For sound source localization, the error in direction determined by a
CASA application is about 10 degrees, which is
similar to that of a human, i.e. 8 degrees.
However, this is too coarse to separate sound streams from a mixture
of sounds. In visual processing, there are other problems such as
narrow visual field of an ordinary camera and visual occlusion on
overlapping persons. It is difficult to solve these problems by only
visual or auditory processing. Therefore integration of vision and
audition is necessary. Audition and vision should be integrated in a
real environment for robust speaker localization and tracking.
Generally, AV integration in speech recognition uses visual speech,
that is, lip-reading. This is
effective to improve speech recognition. In a robot, however,
lip-reading is not always available because, when a person is away
from the robot, resolution of images from robot's camera is
insufficient for detecting the lips. Therefore, we consider another
AV integration for speech recognition as well, that is, integration of
speech and face recognition because the face is generally detected
easier than the lips due to its size.
Thus, AV integration is effective in various information levels. We
also propose a hierarchical AV integration model that provides
inter-level integration of auditory and visual information.
General Sound Understanding
Usually we hear a mixture of sounds, not a sound of single source. It
is necessary for understanding general sounds to understand a mixture
of sounds. In speaker tracking, multiple persons can speak
simultaneously. In such case, a robot have to separate and localize
sound sources. Computational Auditory Scene Analysis (CASA)
is a framework of understanding a mixture of sounds, and a lot of
works have been studied in this area. The concepts of CASA should be
introduced to be applied in the real environment.

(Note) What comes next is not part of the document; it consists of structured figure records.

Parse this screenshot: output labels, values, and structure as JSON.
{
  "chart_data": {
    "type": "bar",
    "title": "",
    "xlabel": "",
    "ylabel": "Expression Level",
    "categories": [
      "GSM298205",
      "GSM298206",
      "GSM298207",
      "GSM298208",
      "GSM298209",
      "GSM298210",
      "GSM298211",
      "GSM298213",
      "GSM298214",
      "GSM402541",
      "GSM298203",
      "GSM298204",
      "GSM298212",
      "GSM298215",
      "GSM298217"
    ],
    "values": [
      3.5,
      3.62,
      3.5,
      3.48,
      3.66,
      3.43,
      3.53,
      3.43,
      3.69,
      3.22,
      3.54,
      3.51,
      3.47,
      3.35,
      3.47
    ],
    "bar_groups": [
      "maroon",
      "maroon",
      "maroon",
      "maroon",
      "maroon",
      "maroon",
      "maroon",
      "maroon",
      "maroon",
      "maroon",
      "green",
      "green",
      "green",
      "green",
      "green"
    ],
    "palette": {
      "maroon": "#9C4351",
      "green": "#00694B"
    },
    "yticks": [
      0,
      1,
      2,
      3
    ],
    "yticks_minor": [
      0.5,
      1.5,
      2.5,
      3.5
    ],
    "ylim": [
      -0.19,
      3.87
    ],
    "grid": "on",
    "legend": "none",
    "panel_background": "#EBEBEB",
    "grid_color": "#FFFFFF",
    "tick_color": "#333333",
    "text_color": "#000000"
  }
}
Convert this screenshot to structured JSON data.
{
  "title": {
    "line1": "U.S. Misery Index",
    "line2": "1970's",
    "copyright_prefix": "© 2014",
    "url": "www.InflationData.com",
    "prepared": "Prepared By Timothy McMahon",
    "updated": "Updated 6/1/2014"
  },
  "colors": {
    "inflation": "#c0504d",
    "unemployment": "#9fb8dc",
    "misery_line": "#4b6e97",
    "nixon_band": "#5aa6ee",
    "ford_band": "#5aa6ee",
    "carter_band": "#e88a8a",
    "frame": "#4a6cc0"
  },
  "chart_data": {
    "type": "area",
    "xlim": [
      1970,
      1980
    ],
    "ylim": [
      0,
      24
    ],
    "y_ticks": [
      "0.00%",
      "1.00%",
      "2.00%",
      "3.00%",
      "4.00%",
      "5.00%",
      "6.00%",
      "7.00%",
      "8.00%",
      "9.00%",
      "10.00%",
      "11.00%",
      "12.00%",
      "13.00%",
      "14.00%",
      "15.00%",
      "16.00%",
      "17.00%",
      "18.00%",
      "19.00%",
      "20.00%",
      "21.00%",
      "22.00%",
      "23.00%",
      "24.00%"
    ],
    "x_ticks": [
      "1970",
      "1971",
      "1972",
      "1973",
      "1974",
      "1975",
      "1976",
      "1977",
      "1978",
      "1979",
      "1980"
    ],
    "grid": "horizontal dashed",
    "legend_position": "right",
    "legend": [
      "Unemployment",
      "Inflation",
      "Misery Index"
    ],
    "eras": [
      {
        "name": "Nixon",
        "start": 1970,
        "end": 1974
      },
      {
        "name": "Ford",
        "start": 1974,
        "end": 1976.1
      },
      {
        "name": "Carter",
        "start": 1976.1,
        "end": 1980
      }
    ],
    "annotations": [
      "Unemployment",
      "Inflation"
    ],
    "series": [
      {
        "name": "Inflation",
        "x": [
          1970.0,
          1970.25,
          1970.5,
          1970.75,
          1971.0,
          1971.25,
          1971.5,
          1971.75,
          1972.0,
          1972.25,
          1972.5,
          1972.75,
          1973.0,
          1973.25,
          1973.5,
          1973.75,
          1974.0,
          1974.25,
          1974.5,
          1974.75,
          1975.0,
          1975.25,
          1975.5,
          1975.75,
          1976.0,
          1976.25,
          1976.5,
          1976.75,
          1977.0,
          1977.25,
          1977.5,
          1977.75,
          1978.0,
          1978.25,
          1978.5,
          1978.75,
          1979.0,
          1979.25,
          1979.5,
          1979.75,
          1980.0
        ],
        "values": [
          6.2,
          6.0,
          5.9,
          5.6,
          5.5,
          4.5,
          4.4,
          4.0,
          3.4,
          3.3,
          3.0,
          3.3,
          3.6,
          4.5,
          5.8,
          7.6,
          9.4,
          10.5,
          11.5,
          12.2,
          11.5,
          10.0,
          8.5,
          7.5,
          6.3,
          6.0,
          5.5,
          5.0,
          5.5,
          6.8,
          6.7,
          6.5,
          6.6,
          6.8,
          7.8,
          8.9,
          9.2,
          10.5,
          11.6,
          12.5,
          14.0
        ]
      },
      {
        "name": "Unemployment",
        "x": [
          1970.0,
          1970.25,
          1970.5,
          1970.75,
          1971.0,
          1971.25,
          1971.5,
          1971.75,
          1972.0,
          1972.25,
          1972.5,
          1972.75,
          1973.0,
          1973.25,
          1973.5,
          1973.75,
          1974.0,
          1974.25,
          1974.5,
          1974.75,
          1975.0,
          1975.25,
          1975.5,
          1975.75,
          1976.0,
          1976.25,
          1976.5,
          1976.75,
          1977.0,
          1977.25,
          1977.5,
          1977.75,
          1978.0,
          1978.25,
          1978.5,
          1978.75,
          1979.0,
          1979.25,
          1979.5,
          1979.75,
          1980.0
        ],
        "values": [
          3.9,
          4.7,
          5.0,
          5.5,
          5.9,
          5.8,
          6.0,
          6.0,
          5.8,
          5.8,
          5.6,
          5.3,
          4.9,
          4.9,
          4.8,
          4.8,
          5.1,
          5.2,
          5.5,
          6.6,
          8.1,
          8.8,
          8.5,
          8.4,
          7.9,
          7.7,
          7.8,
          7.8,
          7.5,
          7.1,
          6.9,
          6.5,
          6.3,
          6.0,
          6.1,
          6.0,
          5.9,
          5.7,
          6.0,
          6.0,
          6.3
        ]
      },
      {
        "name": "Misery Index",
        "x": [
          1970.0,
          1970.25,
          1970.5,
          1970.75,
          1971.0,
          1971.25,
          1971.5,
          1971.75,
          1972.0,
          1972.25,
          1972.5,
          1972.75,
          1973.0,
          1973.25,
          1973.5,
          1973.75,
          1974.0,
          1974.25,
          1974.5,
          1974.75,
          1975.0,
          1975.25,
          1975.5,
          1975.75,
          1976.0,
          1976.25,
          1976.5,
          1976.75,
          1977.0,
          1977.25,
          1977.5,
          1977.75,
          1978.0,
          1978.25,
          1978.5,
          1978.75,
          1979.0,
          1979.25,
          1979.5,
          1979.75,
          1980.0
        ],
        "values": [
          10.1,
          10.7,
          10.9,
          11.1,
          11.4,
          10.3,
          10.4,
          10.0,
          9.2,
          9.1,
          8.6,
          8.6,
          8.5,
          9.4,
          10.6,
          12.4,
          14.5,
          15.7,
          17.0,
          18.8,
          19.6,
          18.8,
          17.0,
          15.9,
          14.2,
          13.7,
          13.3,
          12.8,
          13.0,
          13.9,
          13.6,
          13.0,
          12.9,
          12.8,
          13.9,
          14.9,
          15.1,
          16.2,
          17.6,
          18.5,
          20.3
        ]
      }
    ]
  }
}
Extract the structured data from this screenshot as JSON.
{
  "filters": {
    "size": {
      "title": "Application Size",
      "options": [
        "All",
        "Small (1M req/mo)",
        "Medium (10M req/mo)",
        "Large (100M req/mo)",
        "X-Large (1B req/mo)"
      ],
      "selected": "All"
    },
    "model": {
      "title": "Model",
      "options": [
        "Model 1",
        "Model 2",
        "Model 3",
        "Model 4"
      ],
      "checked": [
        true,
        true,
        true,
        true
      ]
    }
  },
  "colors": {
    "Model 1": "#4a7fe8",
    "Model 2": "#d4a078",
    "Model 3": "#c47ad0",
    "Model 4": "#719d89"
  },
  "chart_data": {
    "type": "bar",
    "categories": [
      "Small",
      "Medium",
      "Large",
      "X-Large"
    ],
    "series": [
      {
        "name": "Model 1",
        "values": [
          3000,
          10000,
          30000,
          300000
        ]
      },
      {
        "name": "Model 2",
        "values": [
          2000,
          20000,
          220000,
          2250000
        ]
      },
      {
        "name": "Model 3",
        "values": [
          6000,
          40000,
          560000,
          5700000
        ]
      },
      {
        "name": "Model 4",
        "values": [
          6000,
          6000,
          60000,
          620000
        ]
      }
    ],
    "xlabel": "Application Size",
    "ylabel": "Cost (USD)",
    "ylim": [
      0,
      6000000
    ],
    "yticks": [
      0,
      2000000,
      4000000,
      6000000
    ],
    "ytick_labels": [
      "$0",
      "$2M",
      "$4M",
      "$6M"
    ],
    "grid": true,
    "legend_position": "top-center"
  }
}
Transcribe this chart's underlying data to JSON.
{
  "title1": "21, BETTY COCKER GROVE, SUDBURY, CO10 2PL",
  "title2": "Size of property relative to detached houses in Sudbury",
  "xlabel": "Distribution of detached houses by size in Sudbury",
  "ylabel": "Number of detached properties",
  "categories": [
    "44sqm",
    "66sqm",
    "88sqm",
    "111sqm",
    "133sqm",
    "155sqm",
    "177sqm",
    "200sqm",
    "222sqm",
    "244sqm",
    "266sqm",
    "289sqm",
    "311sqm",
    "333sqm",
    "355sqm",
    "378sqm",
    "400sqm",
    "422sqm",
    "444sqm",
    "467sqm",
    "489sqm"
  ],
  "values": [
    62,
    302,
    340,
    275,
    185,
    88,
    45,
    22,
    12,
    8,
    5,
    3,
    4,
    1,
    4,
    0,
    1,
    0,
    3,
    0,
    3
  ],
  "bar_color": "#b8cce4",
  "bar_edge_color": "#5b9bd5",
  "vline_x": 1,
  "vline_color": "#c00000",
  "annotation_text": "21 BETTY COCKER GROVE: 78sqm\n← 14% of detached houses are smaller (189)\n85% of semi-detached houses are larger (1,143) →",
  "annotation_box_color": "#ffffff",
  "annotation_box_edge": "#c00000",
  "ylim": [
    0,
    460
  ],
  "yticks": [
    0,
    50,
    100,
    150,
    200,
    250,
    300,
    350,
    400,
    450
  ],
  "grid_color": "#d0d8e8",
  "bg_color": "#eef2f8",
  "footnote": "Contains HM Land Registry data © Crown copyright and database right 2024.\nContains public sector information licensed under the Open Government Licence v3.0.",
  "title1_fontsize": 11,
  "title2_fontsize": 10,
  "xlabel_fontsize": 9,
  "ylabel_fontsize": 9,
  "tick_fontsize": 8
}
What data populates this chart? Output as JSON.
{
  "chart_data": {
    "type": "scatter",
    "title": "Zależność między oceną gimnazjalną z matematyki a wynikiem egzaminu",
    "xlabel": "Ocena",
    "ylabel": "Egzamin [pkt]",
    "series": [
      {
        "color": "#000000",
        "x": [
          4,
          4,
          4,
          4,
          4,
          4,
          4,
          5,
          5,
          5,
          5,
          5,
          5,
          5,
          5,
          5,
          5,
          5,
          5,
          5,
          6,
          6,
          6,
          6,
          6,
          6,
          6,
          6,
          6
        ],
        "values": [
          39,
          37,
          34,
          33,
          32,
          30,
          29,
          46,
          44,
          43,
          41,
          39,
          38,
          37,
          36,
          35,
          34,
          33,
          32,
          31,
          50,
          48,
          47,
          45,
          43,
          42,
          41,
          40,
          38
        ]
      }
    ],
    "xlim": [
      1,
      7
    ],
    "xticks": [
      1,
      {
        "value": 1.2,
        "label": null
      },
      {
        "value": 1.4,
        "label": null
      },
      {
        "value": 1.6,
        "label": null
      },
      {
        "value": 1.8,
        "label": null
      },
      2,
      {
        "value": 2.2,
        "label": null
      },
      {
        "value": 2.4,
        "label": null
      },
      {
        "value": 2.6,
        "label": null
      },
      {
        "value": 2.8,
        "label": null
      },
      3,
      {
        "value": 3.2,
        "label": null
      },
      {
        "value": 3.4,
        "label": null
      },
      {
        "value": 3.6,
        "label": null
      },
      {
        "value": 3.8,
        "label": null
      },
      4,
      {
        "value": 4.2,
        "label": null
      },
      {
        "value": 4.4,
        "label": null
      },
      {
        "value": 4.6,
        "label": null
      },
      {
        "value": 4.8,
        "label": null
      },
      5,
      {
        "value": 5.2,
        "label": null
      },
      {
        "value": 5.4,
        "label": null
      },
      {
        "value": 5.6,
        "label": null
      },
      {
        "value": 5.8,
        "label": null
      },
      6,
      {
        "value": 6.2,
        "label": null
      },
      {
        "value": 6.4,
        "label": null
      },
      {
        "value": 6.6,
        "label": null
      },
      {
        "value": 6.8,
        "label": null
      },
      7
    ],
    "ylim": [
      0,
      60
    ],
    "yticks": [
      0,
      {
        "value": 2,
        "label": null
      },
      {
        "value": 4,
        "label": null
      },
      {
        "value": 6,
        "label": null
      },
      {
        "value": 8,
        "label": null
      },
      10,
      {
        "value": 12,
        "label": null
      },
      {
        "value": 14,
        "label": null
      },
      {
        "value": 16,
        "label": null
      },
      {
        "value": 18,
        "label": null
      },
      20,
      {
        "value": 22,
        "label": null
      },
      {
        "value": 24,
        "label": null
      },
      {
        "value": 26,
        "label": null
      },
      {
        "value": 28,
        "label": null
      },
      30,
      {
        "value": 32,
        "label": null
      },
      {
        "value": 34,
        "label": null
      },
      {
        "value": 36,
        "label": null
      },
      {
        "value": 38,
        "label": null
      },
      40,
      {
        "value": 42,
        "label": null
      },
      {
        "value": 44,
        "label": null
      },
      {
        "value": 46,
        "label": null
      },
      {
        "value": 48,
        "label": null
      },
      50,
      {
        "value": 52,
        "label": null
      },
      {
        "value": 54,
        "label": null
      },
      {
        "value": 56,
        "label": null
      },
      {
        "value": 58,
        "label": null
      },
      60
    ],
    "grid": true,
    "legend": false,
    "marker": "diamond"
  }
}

Common techniques of sound source separation for understanding general
sounds are a beam forming with a microphone array, independent
component analysis (ICA) as blind source separation, and using
psychological cues such as harmonic relationship, common frequency
modulation and amplitude modulation, onset and offset. However, these
techniques assume that the microphone setting is fixed. Some
techniques like ICA assume that the number of microphones is more than
or equal to the number of sound sources -- this assumption that may
not hold in a real-world environment.
Therefore, we need to develop sound source separation for mobile robot
and moving sound sources to be deployed in the real world.